While traveling to another country may seem foreign to many individuals, four Pride of PA, Gannon University, Army ROTC cadets embraced the opportunity to travel abroad in the summer. The trip was sponsored by the U.S. Cadet Command’s Program, CULP (Cultural Understanding Language Program). For one summer month, cadets compiled similar stories.
Every year, the Army CULP program sends cadets overseas to teach English, perform humanitarian projects or participate in real, foreign military exercises known as military-to-military trips.
Cadets Lindsey Perz, Dylan Hyde, Nick Sobina and I were selected based on overall leadership capabilities, grade point average and level of physical fitness. We competed against more than 1,000 cadets nationwide to grasp what Sobina called “the opportunity of a lifetime.”
While Sobina was selected to travel to Moldova, a small country in the southern part of Eastern Europe, Perz became culturally immersed in the Eastern European country of Latvia. Moreover, Hyde established United States relations in Thailand, whereas I commenced my CULP program experience in Lithuania, located in Eastern Europe.
Although all four of the cadets traveled to different regions of the globe, Sobina, Hyde and I enjoyed similar military experiences. Our mission deployments were set to improve English-speaking capabilities in other countries, while building relationships that will strengthen both U.S. and foreign relations.
We performed the duties directed to us by teaching English to our foreign comrades from 8 a.m. to 5 p.m. Monday through Friday. In addition to instructing, we also participated in humanitarian projects associated with the restoration of buildings, including schools.
A normal day in our boots consisted of an early wake up, a physical training session with the soldiers or cadets, with whom we had been in the language classroom and participated in culture development classes. We had both morning and afternoon English language class rotations and free time to explore the cities away from the military bases after working hours.
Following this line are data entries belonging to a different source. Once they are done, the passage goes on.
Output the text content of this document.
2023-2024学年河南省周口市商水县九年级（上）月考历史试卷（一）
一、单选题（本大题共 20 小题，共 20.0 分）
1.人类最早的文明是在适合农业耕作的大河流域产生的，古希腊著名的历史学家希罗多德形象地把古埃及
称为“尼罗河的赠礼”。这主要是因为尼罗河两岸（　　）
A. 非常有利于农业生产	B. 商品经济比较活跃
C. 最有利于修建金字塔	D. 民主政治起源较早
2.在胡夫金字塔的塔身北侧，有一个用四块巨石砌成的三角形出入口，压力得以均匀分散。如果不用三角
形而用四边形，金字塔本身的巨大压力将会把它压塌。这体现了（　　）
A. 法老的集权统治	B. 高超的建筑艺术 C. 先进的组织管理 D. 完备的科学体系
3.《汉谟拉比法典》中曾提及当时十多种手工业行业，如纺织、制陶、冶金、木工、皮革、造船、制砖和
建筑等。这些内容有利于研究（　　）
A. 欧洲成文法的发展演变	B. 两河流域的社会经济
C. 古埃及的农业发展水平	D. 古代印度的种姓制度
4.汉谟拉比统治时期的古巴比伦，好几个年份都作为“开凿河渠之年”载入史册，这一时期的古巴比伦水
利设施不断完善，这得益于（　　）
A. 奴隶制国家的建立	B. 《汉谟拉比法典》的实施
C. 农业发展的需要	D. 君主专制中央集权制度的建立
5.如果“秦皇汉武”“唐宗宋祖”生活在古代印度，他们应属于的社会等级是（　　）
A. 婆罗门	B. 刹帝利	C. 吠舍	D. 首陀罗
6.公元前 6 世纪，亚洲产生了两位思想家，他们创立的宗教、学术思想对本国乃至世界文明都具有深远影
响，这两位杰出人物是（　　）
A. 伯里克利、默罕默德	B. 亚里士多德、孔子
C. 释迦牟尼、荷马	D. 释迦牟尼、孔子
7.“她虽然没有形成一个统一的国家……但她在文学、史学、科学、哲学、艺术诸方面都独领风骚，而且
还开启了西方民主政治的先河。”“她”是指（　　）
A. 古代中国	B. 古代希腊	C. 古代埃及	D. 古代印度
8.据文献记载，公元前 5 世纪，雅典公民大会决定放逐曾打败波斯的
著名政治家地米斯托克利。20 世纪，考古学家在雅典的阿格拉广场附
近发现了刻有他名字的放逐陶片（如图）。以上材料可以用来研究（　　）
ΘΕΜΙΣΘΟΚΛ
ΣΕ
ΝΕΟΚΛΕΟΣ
Even though three of us were given the chance to teach English at our respective countries, Perz was selected for a mission far from teaching English in a classroom every day. Perz was given the opportunity to participate in a military-to-military trip, which offered significant tactical infantry training in the field alongside Latvian soldiers.
Perz said the first two weeks of her team’s mission consisted of participating in Operation Sabre Strike, an annual training mission the United States Army executes to advance the level of military training of the three Baltic countries: Latvia, Estonia and Lithuania.
In those two weeks, Perz and her cadet team played the role of “OPFOR,” also known as mock-enemy forces. The trainings allowed both sides to practice skills regarding the preparation for incoming attacks, land navigation on a noncommissioned-officer Latvian training course and Latvian military culture.
Aside from the normal five-day work week, we were given the chance to venture off our respective military base or school and tour the cities of countries new to our eyes. Hyde played with monkeys and rode elephants in Thailand. Perz, Sobina and I toured old European castles, World War I and II sites, old Soviet cities and enjoyed strong European coffee.
Upon the completion of our CULP missions, none of us could settle to say that our experiences were less than highly influential, even life-impacting. Observing and learning about a culture completely different from one’s own is one thing, but actually being able to live in another culture and experience traditions unlike one’s own can’t even compare.
Within a month, we returned to Kentucky with soil on our boots shared by another country, one that accepted, influenced and impacted our minds. The countries allowed us to improve our views of nations, people and militaries abroad, helping us become stronger, more knowledgeable and culturally aware future officers of the United States Army.